Para Paulo Lotufo, médico e epidemiologista da USP, falar em “grupos de risco” em uma pandemia é errado – e tratar do assunto como se jovens não fossem ter formas graves de Covid ou morrer também contribuiu para que eles se sentissem imunes à doença.

“Isso [de grupo de risco para a Covid] nunca existiu. Você tem grupo de risco para doença cardiovascular: [se a pessoa] tem colesterol alto, diabetes, fuma. Numa epidemia, isso não existe. Pega todo mundo”, explica Lotufo.
“A questão é que o impacto em quem não tem doença é menor do que em quem tem doença. A pneumonia que [a Covid] vai dar numa criança é igual à que vai dar num adulto”, explica Lotufo. “Agora, se o adulto já tem o coração que tem aterosclerose, o rim já não está tão bom, obviamente que a resposta da pneumonia vai ser pior”, diz o médico.

“Antes, teve gente que falou ‘o problema é que o jovem vai pegar e levar para os pais’. Como se eles não estivessem sendo afetados. Isso foi ganhando força tal que levou à ideia de que os jovens seriam absolutamente imunes. Aí começou a ter um contágio muito grande de aglomerações”, explica.
“Como o número de jovens é maior que o de idosos, você passou a ter mais casos e, depois, mais mortalidade. Até porque, depois de um tempo, os idosos estavam muito mais seguros do que os jovens”, avalia Lotufo.

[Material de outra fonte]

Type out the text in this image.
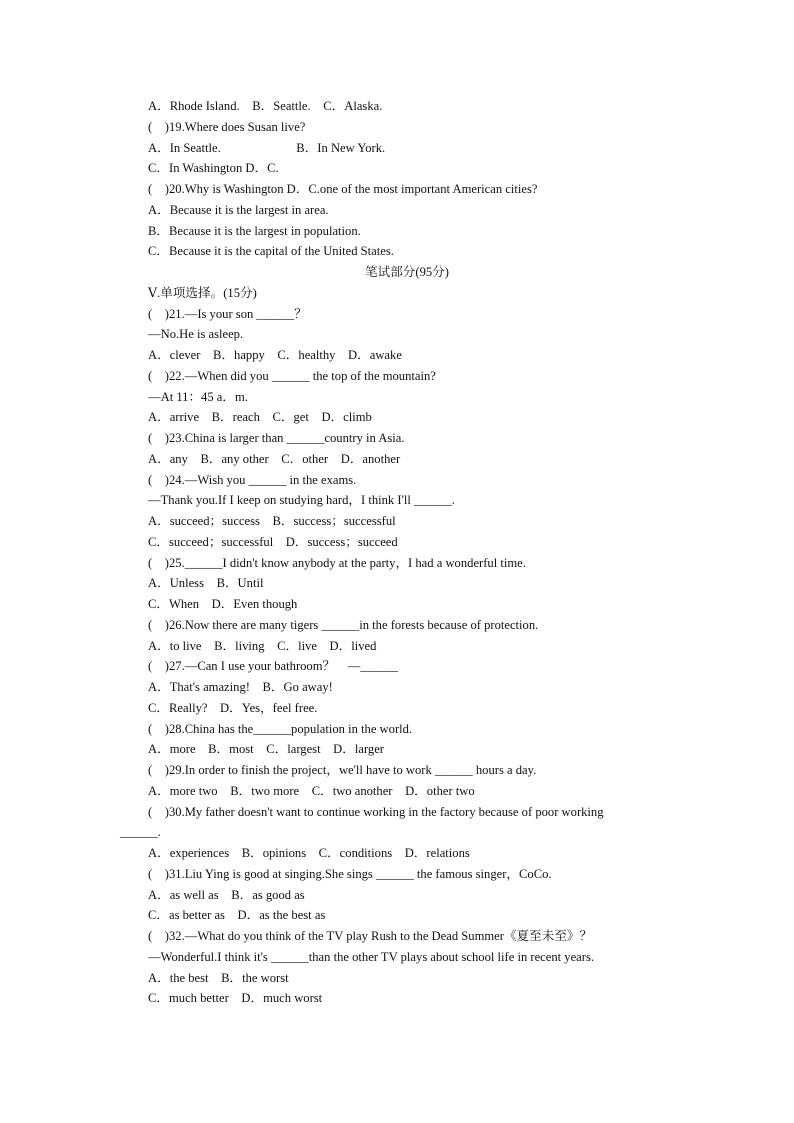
A．Rhode Island.    B．Seattle.    C．Alaska.
(    )19.Where does Susan live?
A．In Seattle.                        B．In New York.
C．In Washington D．C.
(    )20.Why is Washington D．C.one of the most important American cities?
A．Because it is the largest in area.
B．Because it is the largest in population.
C．Because it is the capital of the United States.
笔试部分(95分)
Ⅴ.单项选择。(15分)
(    )21.—Is your son ______？
—No.He is asleep.
A．clever    B．happy    C．healthy    D．awake
(    )22.—When did you ______ the top of the mountain?
—At 11：45 a．m.
A．arrive    B．reach    C．get    D．climb
(    )23.China is larger than ______country in Asia.
A．any    B．any other    C．other    D．another
(    )24.—Wish you ______ in the exams.
—Thank you.If I keep on studying hard，I think I'll ______.
A．succeed；success    B．success；successful
C．succeed；successful    D．success；succeed
(    )25.______I didn't know anybody at the party，I had a wonderful time.
A．Unless    B．Until
C．When    D．Even though
(    )26.Now there are many tigers ______in the forests because of protection.
A．to live    B．living    C．live    D．lived
(    )27.—Can I use your bathroom？    —______
A．That's amazing!    B．Go away!
C．Really?    D．Yes，feel free.
(    )28.China has the______population in the world.
A．more    B．most    C．largest    D．larger
(    )29.In order to finish the project，we'll have to work ______ hours a day.
A．more two    B．two more    C．two another    D．other two
(    )30.My father doesn't want to continue working in the factory because of poor working
______.
A．experiences    B．opinions    C．conditions    D．relations
(    )31.Liu Ying is good at singing.She sings ______ the famous singer，CoCo.
A．as well as    B．as good as
C．as better as    D．as the best as
(    )32.—What do you think of the TV play Rush to the Dead Summer《夏至未至》？
—Wonderful.I think it's ______than the other TV plays about school life in recent years.
A．the best    B．the worst
C．much better    D．much worst
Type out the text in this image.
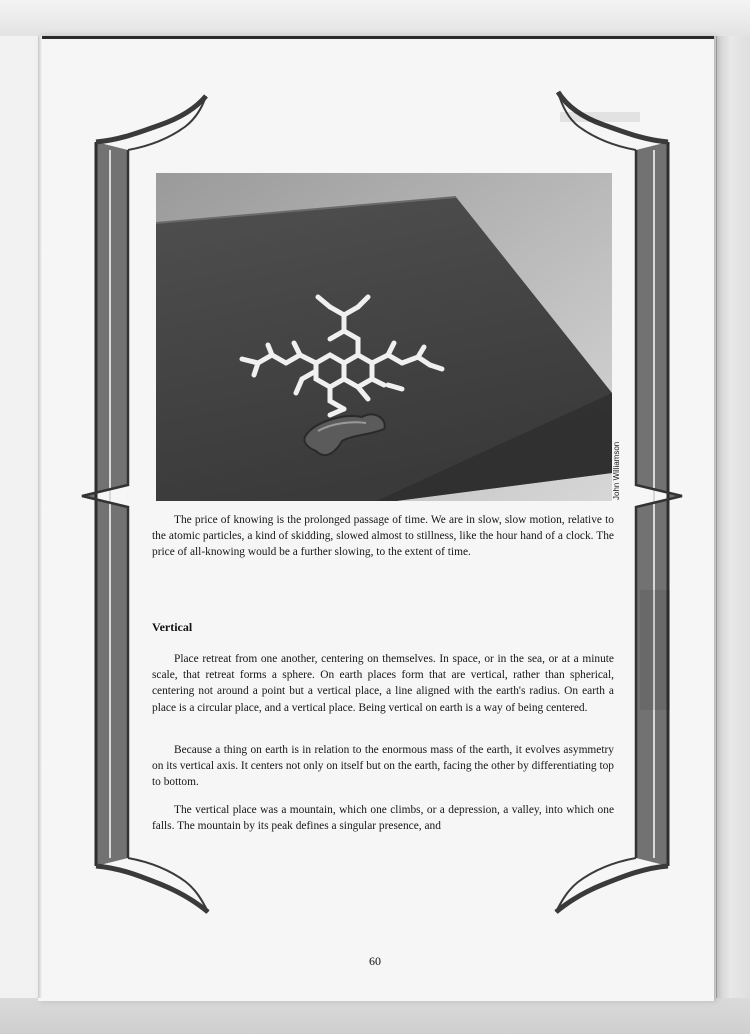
John Williamson

The price of knowing is the prolonged passage of time. We are in slow, slow motion, relative to the atomic particles, a kind of skidding, slowed almost to stillness, like the hour hand of a clock. The price of all-knowing would be a further slowing, to the extent of time.

Vertical

Place retreat from one another, centering on themselves. In space, or in the sea, or at a minute scale, that retreat forms a sphere. On earth places form that are vertical, rather than spherical, centering not around a point but a vertical place, a line aligned with the earth's radius. On earth a place is a circular place, and a vertical place. Being vertical on earth is a way of being centered.

Because a thing on earth is in relation to the enormous mass of the earth, it evolves asymmetry on its vertical axis. It centers not only on itself but on the earth, facing the other by differentiating top to bottom.

The vertical place was a mountain, which one climbs, or a depression, a valley, into which one falls. The mountain by its peak defines a singular presence, and

60
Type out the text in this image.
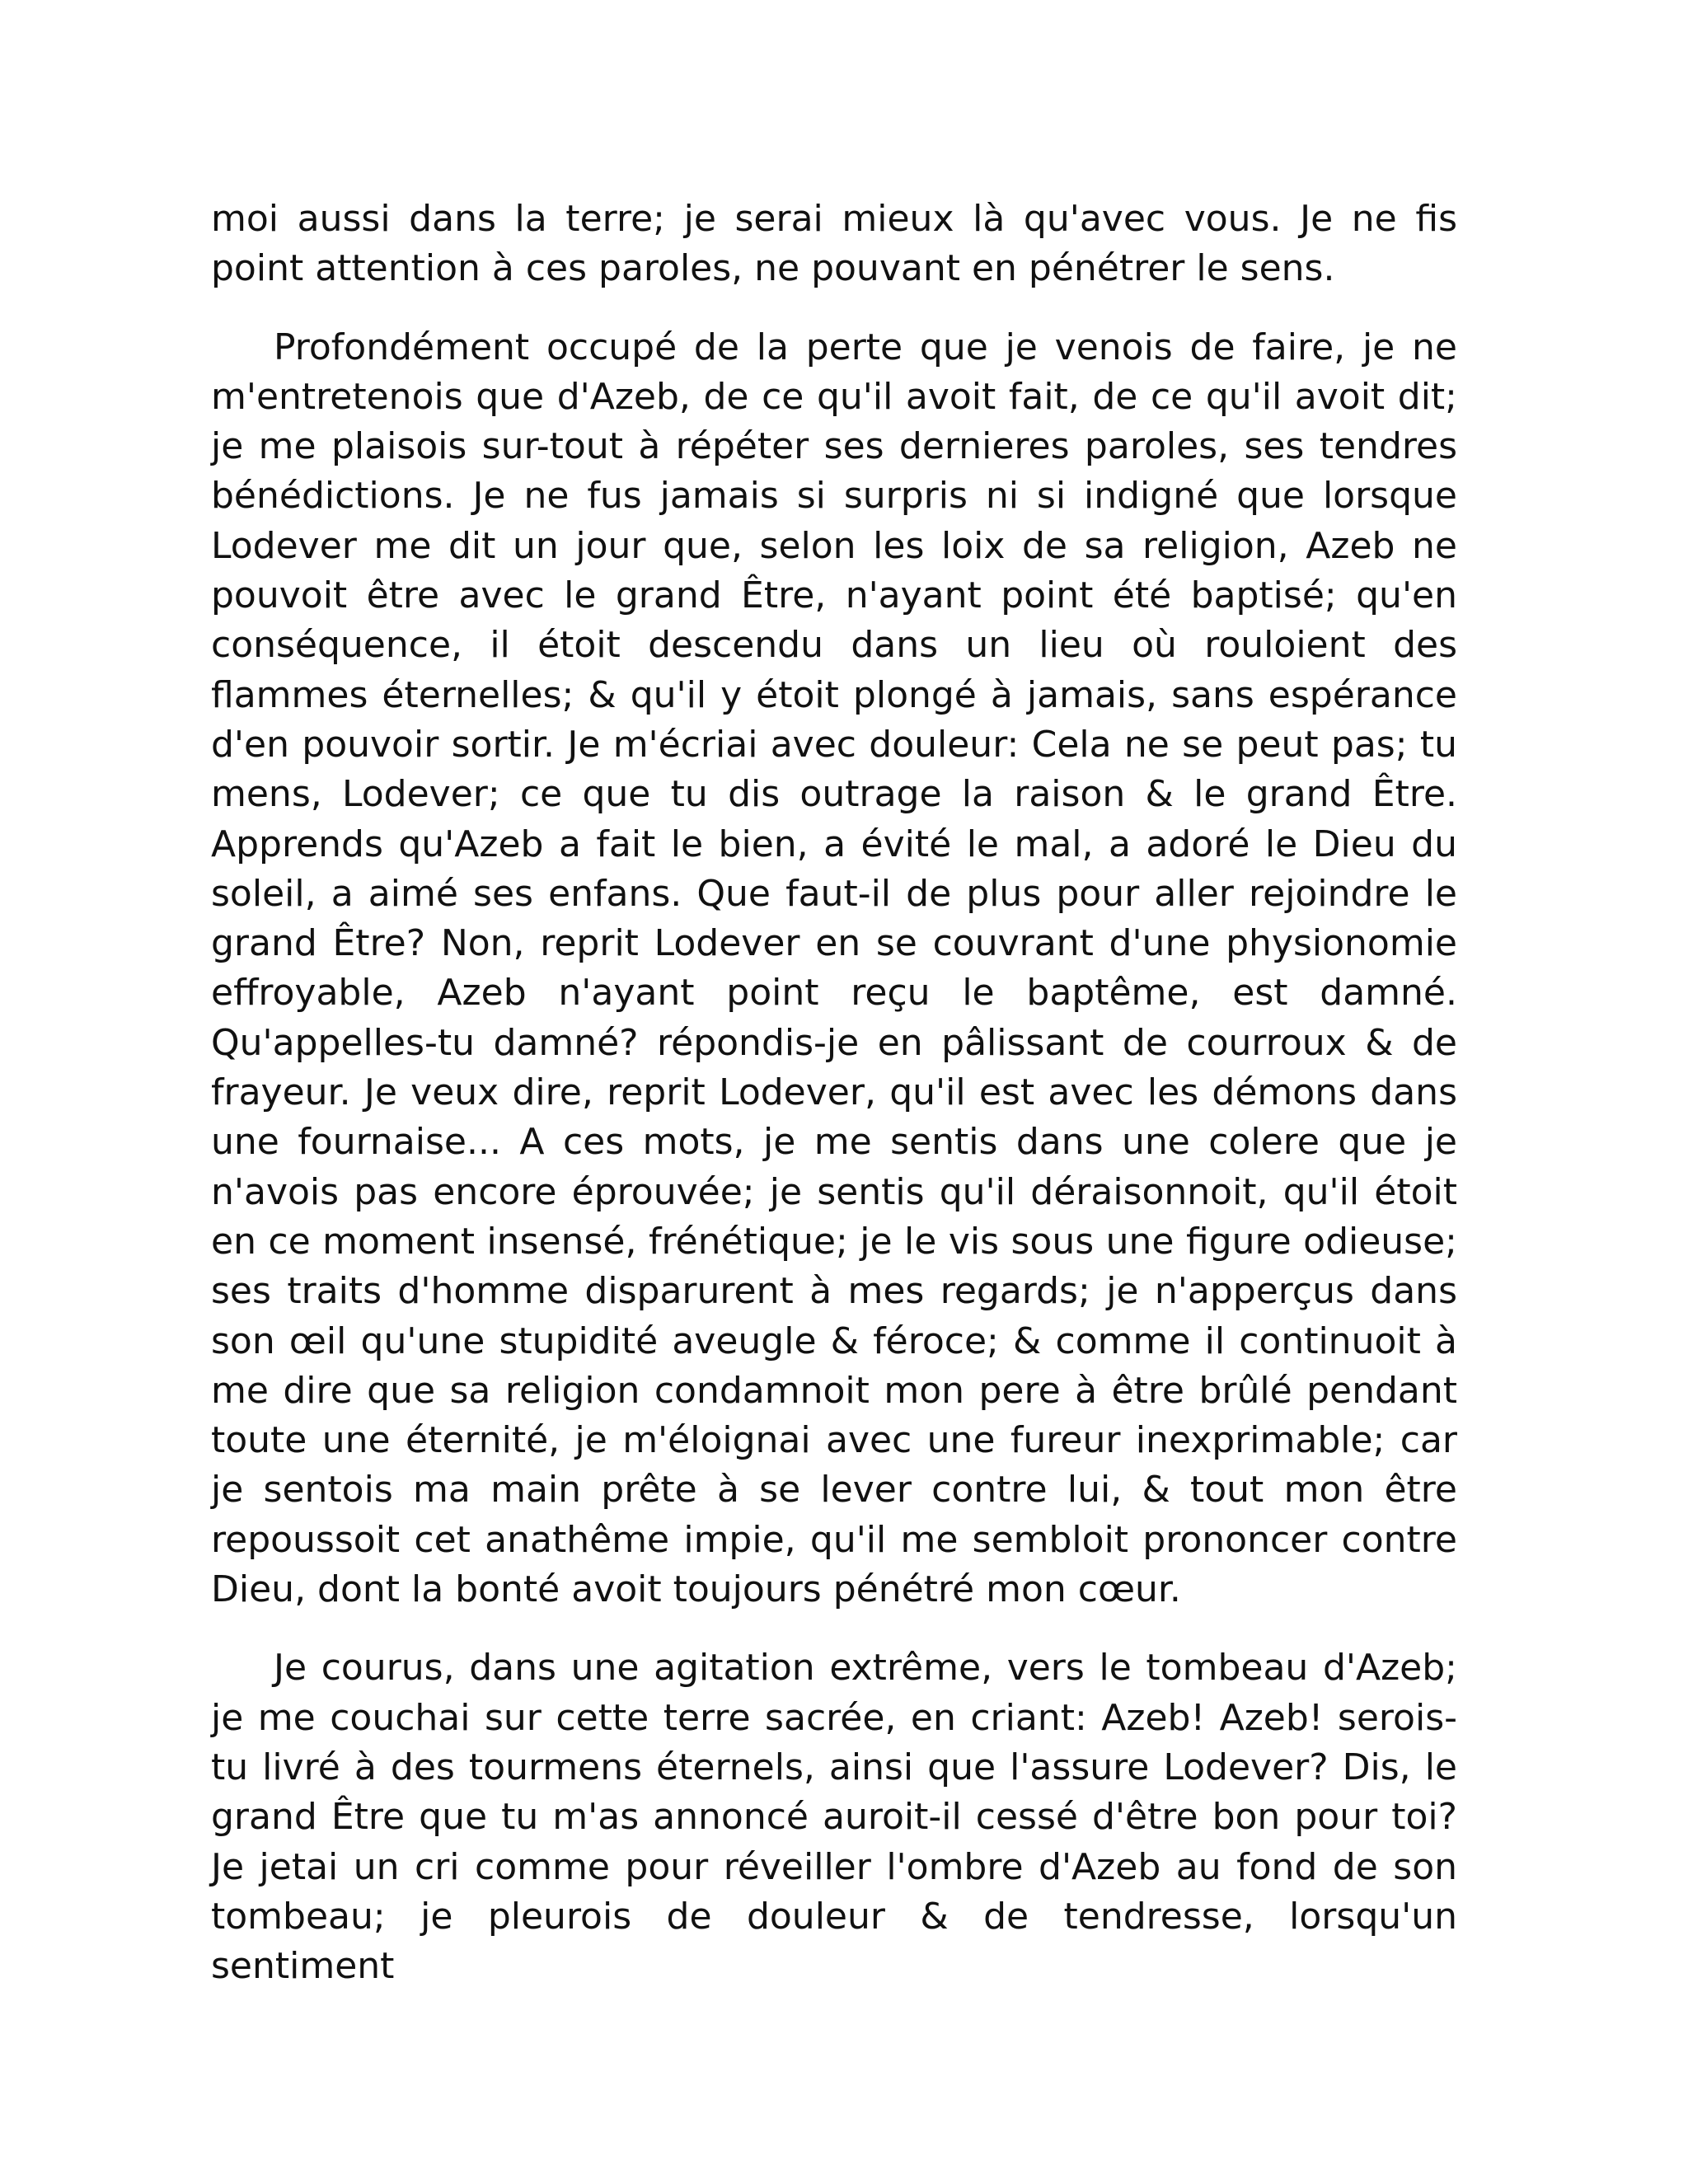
moi aussi dans la terre; je serai mieux là qu'avec vous. Je ne fis point attention à ces paroles, ne pouvant en pénétrer le sens.

Profondément occupé de la perte que je venois de faire, je ne m'entretenois que d'Azeb, de ce qu'il avoit fait, de ce qu'il avoit dit; je me plaisois sur-tout à répéter ses dernieres paroles, ses tendres bénédictions. Je ne fus jamais si surpris ni si indigné que lorsque Lodever me dit un jour que, selon les loix de sa religion, Azeb ne pouvoit être avec le grand Être, n'ayant point été baptisé; qu'en conséquence, il étoit descendu dans un lieu où rouloient des flammes éternelles; & qu'il y étoit plongé à jamais, sans espérance d'en pouvoir sortir. Je m'écriai avec douleur: Cela ne se peut pas; tu mens, Lodever; ce que tu dis outrage la raison & le grand Être. Apprends qu'Azeb a fait le bien, a évité le mal, a adoré le Dieu du soleil, a aimé ses enfans. Que faut-il de plus pour aller rejoindre le grand Être? Non, reprit Lodever en se couvrant d'une physionomie effroyable, Azeb n'ayant point reçu le baptême, est damné. Qu'appelles-tu damné? répondis-je en pâlissant de courroux & de frayeur. Je veux dire, reprit Lodever, qu'il est avec les démons dans une fournaise... A ces mots, je me sentis dans une colere que je n'avois pas encore éprouvée; je sentis qu'il déraisonnoit, qu'il étoit en ce moment insensé, frénétique; je le vis sous une figure odieuse; ses traits d'homme disparurent à mes regards; je n'apperçus dans son œil qu'une stupidité aveugle & féroce; & comme il continuoit à me dire que sa religion condamnoit mon pere à être brûlé pendant toute une éternité, je m'éloignai avec une fureur inexprimable; car je sentois ma main prête à se lever contre lui, & tout mon être repoussoit cet anathême impie, qu'il me sembloit prononcer contre Dieu, dont la bonté avoit toujours pénétré mon cœur.

Je courus, dans une agitation extrême, vers le tombeau d'Azeb; je me couchai sur cette terre sacrée, en criant: Azeb! Azeb! serois-tu livré à des tourmens éternels, ainsi que l'assure Lodever? Dis, le grand Être que tu m'as annoncé auroit-il cessé d'être bon pour toi? Je jetai un cri comme pour réveiller l'ombre d'Azeb au fond de son tombeau; je pleurois de douleur & de tendresse, lorsqu'un sentiment
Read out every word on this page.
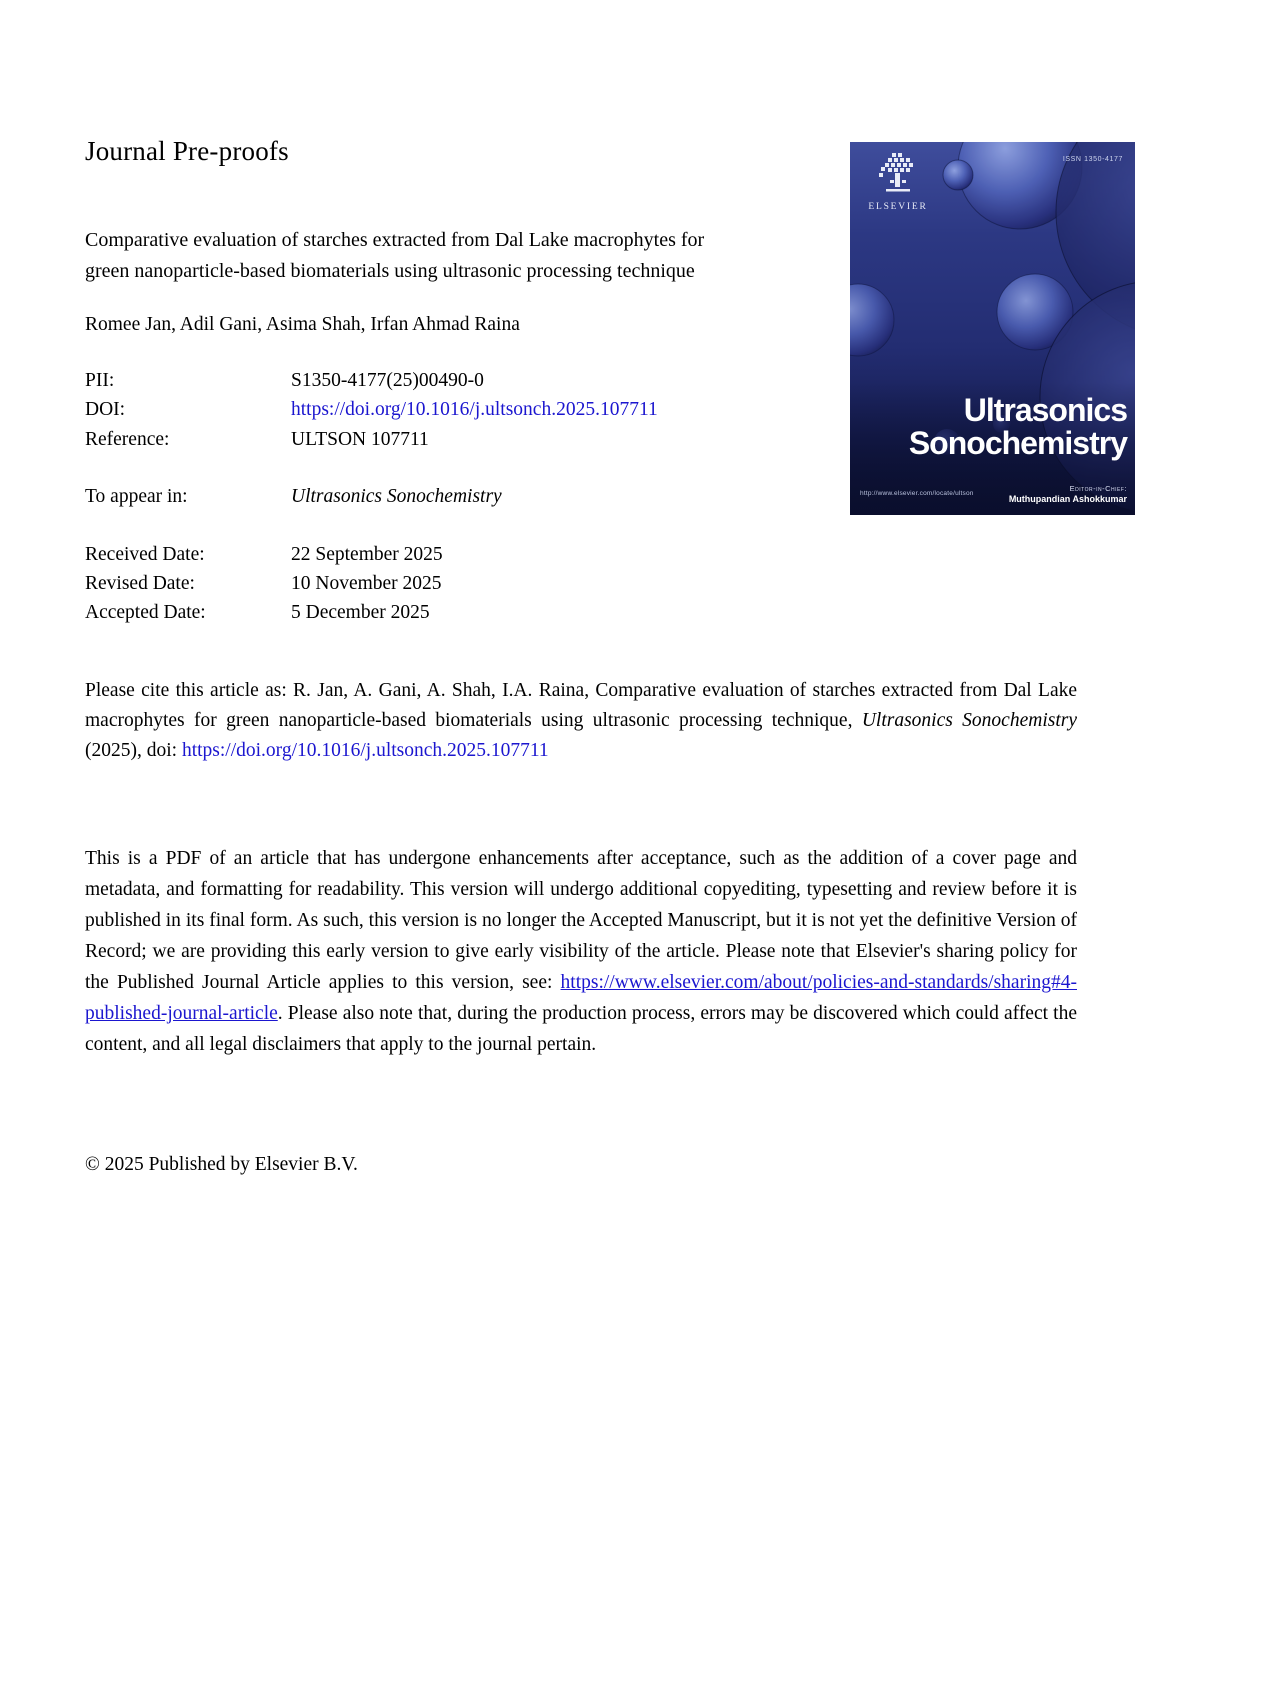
Journal Pre-proofs
Comparative evaluation of starches extracted from Dal Lake macrophytes for
green nanoparticle-based biomaterials using ultrasonic processing technique
Romee Jan, Adil Gani, Asima Shah, Irfan Ahmad Raina
PII:	S1350-4177(25)00490-0
DOI:	https://doi.org/10.1016/j.ultsonch.2025.107711
Reference:	ULTSON 107711
To appear in:	Ultrasonics Sonochemistry
Received Date:	22 September 2025
Revised Date:	10 November 2025
Accepted Date:	5 December 2025
Please cite this article as: R. Jan, A. Gani, A. Shah, I.A. Raina, Comparative evaluation of starches extracted from Dal Lake macrophytes for green nanoparticle-based biomaterials using ultrasonic processing technique, Ultrasonics Sonochemistry (2025), doi: https://doi.org/10.1016/j.ultsonch.2025.107711
This is a PDF of an article that has undergone enhancements after acceptance, such as the addition of a cover page and metadata, and formatting for readability. This version will undergo additional copyediting, typesetting and review before it is published in its final form. As such, this version is no longer the Accepted Manuscript, but it is not yet the definitive Version of Record; we are providing this early version to give early visibility of the article. Please note that Elsevier's sharing policy for the Published Journal Article applies to this version, see: https://www.elsevier.com/about/policies-and-standards/sharing#4-published-journal-article. Please also note that, during the production process, errors may be discovered which could affect the content, and all legal disclaimers that apply to the journal pertain.
© 2025 Published by Elsevier B.V.
ISSN 1350-4177
ELSEVIER
Ultrasonics
Sonochemistry
http://www.elsevier.com/locate/ultson
Editor-in-Chief:
Muthupandian Ashokkumar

‘Vão ficar chorando até quando?’

O presidente Jair Bolsonaro se manifestou sobre as mortes que o Brasil vem registrando ao longo dos últimos meses. Logo no dia 1º de março, um dia depois de o país registrar o último recorde de mortes diárias de fevereiro, o presidente disse a apoiadores que “criaram pânico” sobre a pandemia:

“Criaram pânico, né? O problema está aí, lamentamos. Mas você não pode entrar em pânico. Que nem a política, de novo, do ‘fique em casa’. O pessoal vai morrer de fome, de depressão?”, questionou.
Três dias depois, contra as medidas de isolamento e distanciamento que foram defendidas por cientistas ao longo do mês, ele declarou:

“Vocês não ficaram em casa. Não se acovardaram. Temos que enfrentar os nossos problemas. Chega de frescura, de mimimi. Vão ficar chorando até quando?”, disse o presidente.

Bolsonaro também chamou de “idiotas” aqueles que pediam mais vacinas para o Brasil:

“Tem idiota que a gente vê nas redes sociais, na imprensa, [dizendo] ‘vai comprar vacina’. Só se for na casa da tua mãe. Não tem [vacina] para vender no mundo”, afirmou. Em janeiro, a farmacêutica americana Pfizer disse ter oferecido ao Brasil 70 milhões de doses de vacinas para entrega ainda em dezembro, o que permitiria vacinar 35 milhões de pessoas. A oferta foi recusada.
No dia 22, quando o Brasil registava 25% das mortes por Covid no mundo nos 7 dias anteriores, o presidente afirmou que “sempre disse que temos que nos preocupar com vidas, sim, mas também com emprego”.

“Uma pessoa desempregada, ela acaba tendo problemas que podem levar a óbito, depressão e suicídio. Vamos buscar uma maneira de melhor atender à população? Vamos. Parece que, no mundo todo, só no Brasil está morrendo gente. Lamento o número de mortes, qualquer morte”, declarou Bolsonaro.